Un habitant de Saulxures sur Moselotte dans les Vosges retrouve une pierre gravée par des soldats russes employés comme bûcherons dans des compagnies disciplinaires. Un épisode méconnu de la première guerre mondiale.
Accéder à la roche gravée par les travailleurs russes en 1918, cela se mérite. Compter deux heures de marche depuis le centre de Saulxures-sur-Moselotte mais l’effort est récompensé car la balade est magnifique au milieu des sapins géants.
Jacky Villière, le découvreur de la roche et sportif accompli, est aussi notre guide. Le club vosgien n’est pas en reste, ses membres nous font escorte. Chaque sentier ou virage est un régal pour les yeux et les parfums.
Comme tous les habitants de Saulxures-sur-Moselotte, Jacky Villière amoureux de la Russie et dont l’épouse est ukrainienne, avait eu vent de cette histoire de soldats russes vivant et travaillant dans la forêt pendant la première guerre mondiale.
Le massif escarpé qui fait aujourd’hui la joie des randonneurs fût aussi le bagne des travailleurs russes. La mémoire s’estompant avec la disparition des anciens, Jacky se met en tête de retrouver la fameuse roche gravée par les forçats en souvenir de leur passage.
Je savais qu’elle existait. J’ai cherché longtemps sur le chemin des Russes mais ce n’était pas le bon endroit
Jacky Villière
"Le chemin des Russes" lui, est bien connu des Saulxuronnes et Saulxurons. Car ce sont les travailleurs russes de la compagnie 7/8 qui l’on aménagé afin de descendre les bois vers les scieries de la vallée. L’historien déodatien Jean-Claude Fombaron explique : "La compagnie de travailleurs russes 7/8 arrive au col du Morbieux en avril 1918. L’armée a besoin de beaucoup de bois pour l’aménagement des tranchées, la construction des baraquements, les roues de transport etc.." Ces travailleurs militaires font partie des 20.000 soldats du corps expéditionnaire russe envoyés par le Tsar en 1916 pour combattre auprès des français sur le front de Champagne.
A l’annonce de la Révolution de février 1917 et de l’abdication du Tsar, Ils s’organisent en soviets et exigent leur retour en Russie. Craignant la contagion aux troupes françaises, l’Etat-major décide de les retirer du front et de les isoler au camp de la Courtine dans la Creuse.
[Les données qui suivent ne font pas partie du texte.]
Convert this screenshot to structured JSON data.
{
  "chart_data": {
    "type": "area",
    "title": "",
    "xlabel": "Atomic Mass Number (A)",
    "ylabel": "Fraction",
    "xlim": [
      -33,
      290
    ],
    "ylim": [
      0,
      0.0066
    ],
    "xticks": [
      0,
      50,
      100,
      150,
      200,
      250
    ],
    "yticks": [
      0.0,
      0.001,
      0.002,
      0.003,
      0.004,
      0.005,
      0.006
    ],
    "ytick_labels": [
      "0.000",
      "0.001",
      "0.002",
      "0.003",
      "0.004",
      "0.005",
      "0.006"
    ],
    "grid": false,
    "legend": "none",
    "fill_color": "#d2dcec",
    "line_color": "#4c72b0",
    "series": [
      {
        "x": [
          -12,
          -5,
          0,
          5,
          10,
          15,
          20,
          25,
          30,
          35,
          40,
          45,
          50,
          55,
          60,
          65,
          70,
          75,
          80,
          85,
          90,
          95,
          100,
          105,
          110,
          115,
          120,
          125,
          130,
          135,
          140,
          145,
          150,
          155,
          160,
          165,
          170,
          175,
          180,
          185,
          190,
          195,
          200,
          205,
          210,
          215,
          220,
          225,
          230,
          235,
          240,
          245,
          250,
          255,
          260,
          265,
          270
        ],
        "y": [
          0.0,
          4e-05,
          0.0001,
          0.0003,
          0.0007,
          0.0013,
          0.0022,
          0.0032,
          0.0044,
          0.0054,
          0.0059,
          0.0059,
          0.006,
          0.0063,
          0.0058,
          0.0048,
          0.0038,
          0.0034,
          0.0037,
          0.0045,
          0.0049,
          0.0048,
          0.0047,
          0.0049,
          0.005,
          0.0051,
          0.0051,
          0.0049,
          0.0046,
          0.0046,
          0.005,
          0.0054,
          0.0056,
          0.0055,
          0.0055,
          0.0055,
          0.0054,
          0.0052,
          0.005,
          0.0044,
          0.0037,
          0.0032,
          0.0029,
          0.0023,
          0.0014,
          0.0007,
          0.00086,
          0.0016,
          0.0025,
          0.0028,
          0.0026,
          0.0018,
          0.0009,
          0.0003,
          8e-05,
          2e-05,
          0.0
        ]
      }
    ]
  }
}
En septembre 1917, ils sont bombardés pendant trois jours et désarmés. A l’issue de cet épisode tragique et totalement méconnu, les mutins sont regroupés dans des compagnies de travailleurs militaires dans les Vosges et en Franche-Comté afin d’exploiter les bois à destination des nombreuses scieries travaillant pour l’armée.
La compagnie 7/8 vit dans des baraquements forestiers. On lui assigne l’exploitation des bois les plus beaux car les plus anciens donc les plus inaccessibles… Outre le chemin d’exploitation qui porte leur nom, Ils construiront un câble transporteur afin de faciliter l’acheminement des grumes vers la vallée de la Moselotte.
Une affection pour la France
Mais revenons à notre Sherlock Holmes vosgien à la recherche de la mystérieuse pierre… Après avoir patiemment exploré les abords du chemin des Russes, Jacky Villière finit par rencontrer un ancien ouvrier forestier. Celui-ci lui situe précisément l’endroit. La roche est un peu à l’écart, recouverte de lichens et de mousses.
Un nettoyage s’impose, alors apparait la belle inscription : "Bon souvenir des soldats russes. 4 août 1918." D’autres caractères cyrilliques apparaissent mais illisibles. Des signatures ? Jean-Claude Fombaron y voit un témoignage précieux dans sa formulation.
C'est émouvant car malgré la guerre et les vicissitudes qu'ils ont vécu, c'est une façon pour ces hommes déracinés de déclarer leur affection pour la France et sa population locale
Jean-Claude Fombaron, président de la Société Philomatique Vosgienne
Car même isolés dans la montagne, les Russes avaient des bons contacts avec les habitants. Une population vivant dans une région difficile, au climat rude et habituée pour sa subsistance aux travaux difficiles. Elle apprécie le courage et la dureté à l'ouvrage de ces travailleurs condamnés aux travaux forcés.
Après la démobilisation à la fin de l'année 1919, les travailleurs russes vont être rapatriés dans leur patrie d'origine en proie à la guerre civile. La majorité d'entre-eux demanderont à être débarqué dans un port "rouge". Quelques-uns choisirons de rester en France. Jean- Claude Fombaron en a recensé quatre qui feront souche à Saulxures-sur-Moselotte : Alexandre Baloukine qui sera employé de scierie puis imprimeur, Andreï Pomenko, mécanicien ; Grigory Loukachenko employé à l’hospice et Basile Chénine qui exercera la profession de chauffeur.